While Ms. Guzowski was plaintiffs daughter, it was for the jury to assess her credibility.
The court’s decision to order
remittitur
was based entirely on Lee Sheridan’s testimony. However, this testimony suffered from its own internal inconsistencies and problems. Mr. Sheridan computed an average sales price for all horses sold by one stable in Kentucky. In 1978, this average was $28,000. Mr. Sheridan admitted that brood mares typically commanded higher sales prices than other horses, yet his estimate of Shapely Miss’s fair market value was $8,000, significantly less than even the average price paid for all horses sold by the Keenland Stable. Moreover, in comparing the quality of a particular brood mare to Shapely Miss, Mr. Sheridan indicated that "this one is probably much closer to Shapely Miss”, and this horse had been sold for $65,000.

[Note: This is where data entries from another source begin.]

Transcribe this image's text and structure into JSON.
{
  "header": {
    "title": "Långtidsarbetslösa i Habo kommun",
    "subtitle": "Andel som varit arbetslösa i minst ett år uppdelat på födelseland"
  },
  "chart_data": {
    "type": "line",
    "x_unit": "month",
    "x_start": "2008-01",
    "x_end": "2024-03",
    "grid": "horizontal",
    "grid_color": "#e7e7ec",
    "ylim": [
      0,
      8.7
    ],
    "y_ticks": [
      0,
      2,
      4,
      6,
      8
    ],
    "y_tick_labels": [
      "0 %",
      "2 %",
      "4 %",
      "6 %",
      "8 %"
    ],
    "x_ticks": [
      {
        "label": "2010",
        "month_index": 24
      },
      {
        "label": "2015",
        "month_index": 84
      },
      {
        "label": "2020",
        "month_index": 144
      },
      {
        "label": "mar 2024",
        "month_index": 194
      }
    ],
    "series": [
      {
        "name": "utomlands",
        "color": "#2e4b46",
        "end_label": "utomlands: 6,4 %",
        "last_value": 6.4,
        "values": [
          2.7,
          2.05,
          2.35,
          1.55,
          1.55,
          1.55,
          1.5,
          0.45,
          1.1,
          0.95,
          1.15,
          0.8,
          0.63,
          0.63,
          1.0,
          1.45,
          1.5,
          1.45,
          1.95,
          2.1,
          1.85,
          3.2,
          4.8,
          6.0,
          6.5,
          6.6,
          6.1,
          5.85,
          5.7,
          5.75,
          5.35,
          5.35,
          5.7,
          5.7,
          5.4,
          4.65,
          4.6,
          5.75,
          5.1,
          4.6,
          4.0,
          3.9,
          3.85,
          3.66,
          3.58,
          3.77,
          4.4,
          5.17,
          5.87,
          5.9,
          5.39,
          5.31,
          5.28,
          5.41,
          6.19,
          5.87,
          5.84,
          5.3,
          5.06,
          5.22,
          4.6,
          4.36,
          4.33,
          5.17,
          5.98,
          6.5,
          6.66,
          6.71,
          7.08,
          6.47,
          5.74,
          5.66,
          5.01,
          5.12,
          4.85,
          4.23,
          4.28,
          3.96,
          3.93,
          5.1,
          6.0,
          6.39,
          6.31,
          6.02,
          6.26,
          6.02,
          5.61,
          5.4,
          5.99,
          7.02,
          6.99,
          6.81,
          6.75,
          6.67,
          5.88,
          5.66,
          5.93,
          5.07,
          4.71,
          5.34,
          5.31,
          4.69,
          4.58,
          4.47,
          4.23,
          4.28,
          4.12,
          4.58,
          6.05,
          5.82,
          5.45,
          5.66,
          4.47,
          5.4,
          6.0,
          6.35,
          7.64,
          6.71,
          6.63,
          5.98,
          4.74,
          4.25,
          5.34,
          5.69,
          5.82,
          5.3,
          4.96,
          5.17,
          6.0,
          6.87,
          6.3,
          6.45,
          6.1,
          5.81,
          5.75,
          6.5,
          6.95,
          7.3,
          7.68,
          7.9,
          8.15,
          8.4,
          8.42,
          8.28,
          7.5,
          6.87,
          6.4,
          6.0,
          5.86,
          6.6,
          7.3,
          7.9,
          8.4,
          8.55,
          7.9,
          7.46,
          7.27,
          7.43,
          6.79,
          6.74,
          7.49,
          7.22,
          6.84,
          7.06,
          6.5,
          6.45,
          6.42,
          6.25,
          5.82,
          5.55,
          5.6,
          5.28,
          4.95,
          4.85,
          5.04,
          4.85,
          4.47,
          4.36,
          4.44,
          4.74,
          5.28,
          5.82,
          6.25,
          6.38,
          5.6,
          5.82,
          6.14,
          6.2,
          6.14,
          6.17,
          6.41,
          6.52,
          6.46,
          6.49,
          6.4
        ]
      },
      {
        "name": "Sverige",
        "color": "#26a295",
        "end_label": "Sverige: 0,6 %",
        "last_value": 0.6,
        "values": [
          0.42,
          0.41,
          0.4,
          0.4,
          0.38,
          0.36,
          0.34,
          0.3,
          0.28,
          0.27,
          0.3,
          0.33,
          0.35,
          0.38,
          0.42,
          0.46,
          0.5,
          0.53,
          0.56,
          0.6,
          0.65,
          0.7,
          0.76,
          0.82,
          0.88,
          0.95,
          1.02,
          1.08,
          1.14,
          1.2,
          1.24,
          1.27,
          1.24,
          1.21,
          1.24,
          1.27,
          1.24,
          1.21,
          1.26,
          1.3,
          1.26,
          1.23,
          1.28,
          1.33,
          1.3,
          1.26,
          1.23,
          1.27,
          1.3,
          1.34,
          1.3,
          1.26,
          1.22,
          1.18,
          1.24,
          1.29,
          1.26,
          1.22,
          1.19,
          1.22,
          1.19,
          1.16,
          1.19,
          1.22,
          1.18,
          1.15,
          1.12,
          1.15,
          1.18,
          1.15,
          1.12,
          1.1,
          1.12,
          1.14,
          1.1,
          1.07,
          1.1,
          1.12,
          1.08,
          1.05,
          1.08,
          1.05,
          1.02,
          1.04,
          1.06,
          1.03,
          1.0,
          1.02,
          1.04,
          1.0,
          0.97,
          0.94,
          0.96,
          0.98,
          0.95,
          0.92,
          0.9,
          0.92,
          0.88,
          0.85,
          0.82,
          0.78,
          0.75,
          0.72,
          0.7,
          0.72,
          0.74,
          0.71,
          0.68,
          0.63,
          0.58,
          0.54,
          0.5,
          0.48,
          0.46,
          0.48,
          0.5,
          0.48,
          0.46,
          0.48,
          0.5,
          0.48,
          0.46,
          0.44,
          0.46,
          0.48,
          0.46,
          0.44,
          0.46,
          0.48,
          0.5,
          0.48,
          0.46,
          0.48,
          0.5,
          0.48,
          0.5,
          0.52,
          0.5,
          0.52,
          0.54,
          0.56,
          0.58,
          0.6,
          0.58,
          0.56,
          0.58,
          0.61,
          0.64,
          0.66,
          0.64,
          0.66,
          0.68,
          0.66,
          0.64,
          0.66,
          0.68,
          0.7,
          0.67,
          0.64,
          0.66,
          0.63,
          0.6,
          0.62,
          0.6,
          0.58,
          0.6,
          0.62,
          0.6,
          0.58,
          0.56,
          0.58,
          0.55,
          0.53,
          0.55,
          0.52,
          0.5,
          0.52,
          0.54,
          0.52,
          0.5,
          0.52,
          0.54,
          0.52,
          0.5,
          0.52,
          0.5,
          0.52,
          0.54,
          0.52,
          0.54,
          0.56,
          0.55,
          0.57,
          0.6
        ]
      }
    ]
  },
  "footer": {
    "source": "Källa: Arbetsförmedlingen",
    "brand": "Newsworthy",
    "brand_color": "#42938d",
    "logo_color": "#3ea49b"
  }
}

On cross-examination, Mr. Sheridan admitted that looking at the price paid for other brood mares sired by Shapely Miss’s father would be "one factor” in assessing her value. However, he had not examined such sales prices. Moreover, Mr. Sheridan believed that Shapely Miss had a fairly unexceptional pedigree, and that pedigree constituted 40% to 50% of a brood mare’s value. On the other hand Ms. Lapinski thought Shapely Miss had an excellent pedigree.
In short, the evidence was conflicting and supported a range of possible verdicts. Although damages in this case were to be evaluated by a definite
rule, namely, the difference in the market value of Shapely Miss before and after the accident, the testimony concerning her preinjury value varied dramatically. The jury’s verdict was within the range of the evidence presented.
We are unable to conclude that the jury’s verdict evinces bias, prejudice, passion or the like. Nor does the jury’s verdict shock our collective judicial conscience. In our opinion, the trial court clearly erred in substituting its judgment on damages for the jury’s.
Reversed and remanded for reinstatement of the original verdict. Plaintiff may tax costs.